Disabled Veterans: Wounded Warriors

by Michelle K. Wolf

November 11, 2011 | 7:19 pm

On this Veterans Day, we pause to honor all those who served in the armed forces of the United States, but it’s easy to forget the number of veterans who now have disabilities as a result of their time served, whether from enemy fire, “friendly fire” or as a result of a training accident/exposure to toxic chemicals. Many more returning veterans have “invisible disabilities” such as post-traumatic stress disorder.

According to the Veteransinc.org website, one in 10 veterans is disabled, oftentimes by injuries sustained in combat.
The number of disabled veterans is increasing; more than 20,000 veterans were wounded during service in Iraq and Afghanistan.

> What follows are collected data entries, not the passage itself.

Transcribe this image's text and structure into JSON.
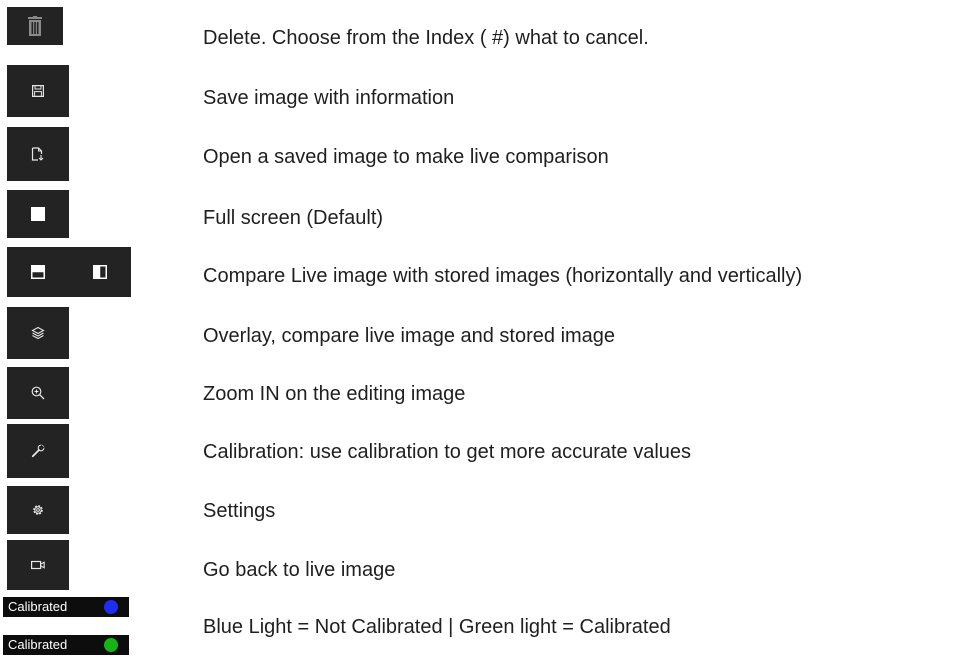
{
  "colors": {
    "tile_background": "#232323",
    "badge_background": "#0d0d0d",
    "dot_not_calibrated": "#1f2df0",
    "dot_calibrated": "#14b514"
  },
  "rows": [
    {
      "icon": "trash-icon",
      "text": "Delete. Choose from the Index ( #) what to cancel."
    },
    {
      "icon": "save-icon",
      "text": "Save image with information"
    },
    {
      "icon": "open-file-icon",
      "text": "Open a saved image to make live comparison"
    },
    {
      "icon": "full-screen-icon",
      "text": "Full screen (Default)"
    },
    {
      "icon": "split-horizontal-icon",
      "icon2": "split-vertical-icon",
      "text": "Compare Live image with stored images (horizontally and vertically)"
    },
    {
      "icon": "layers-icon",
      "text": "Overlay, compare live image and stored image"
    },
    {
      "icon": "zoom-in-icon",
      "text": "Zoom IN on the editing image"
    },
    {
      "icon": "wrench-icon",
      "text": "Calibration: use calibration to get more accurate values"
    },
    {
      "icon": "gear-icon",
      "text": "Settings"
    },
    {
      "icon": "video-camera-icon",
      "text": "Go back to live image"
    },
    {
      "text": "Blue Light = Not Calibrated | Green light = Calibrated"
    }
  ],
  "badges": [
    {
      "label": "Calibrated",
      "state": "not-calibrated"
    },
    {
      "label": "Calibrated",
      "state": "calibrated"
    }
  ]
}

The US Senate yesterday passed the Returning Heroes and Wounded Warrior Tax Credits which will give businesses up to $9,600 back for hiring unemployed veterans or who have service-related disabilities, which is a strong statement of bi-partisan support. Unfortunately, many of these disabled vets will face lifelong disabling and chronic conditions that can make it impossible for them to work in most conventional work settings

One of the biggest problems many disabled veterans face is a long wait for the government to handle their claims, with stories of inexcusable long waits for someone’s file to get moved into the Veterans Administration (VA). Other key issues are the need for the VA to recognize the growing needs of female veterans with disabilities and the growing number of disabled veterans who become homeless.

In our own Jewish community, many of our aging and frail seniors are World War II or Korean War veterans, and their progressive disabilities are getting worse, such as my own 89-year-old Dad whose hearing is almost completely gone in his right ear, from too many exposures to high-noise explosions during World War II without adequate ear protection. He would qualify for the VA benefits and free hearing aides, but doesn’t want to deal with hassle and red tape involved, so he relies on his Medicare insurance instead.

Helping out disabled vets should be as American as apple pie.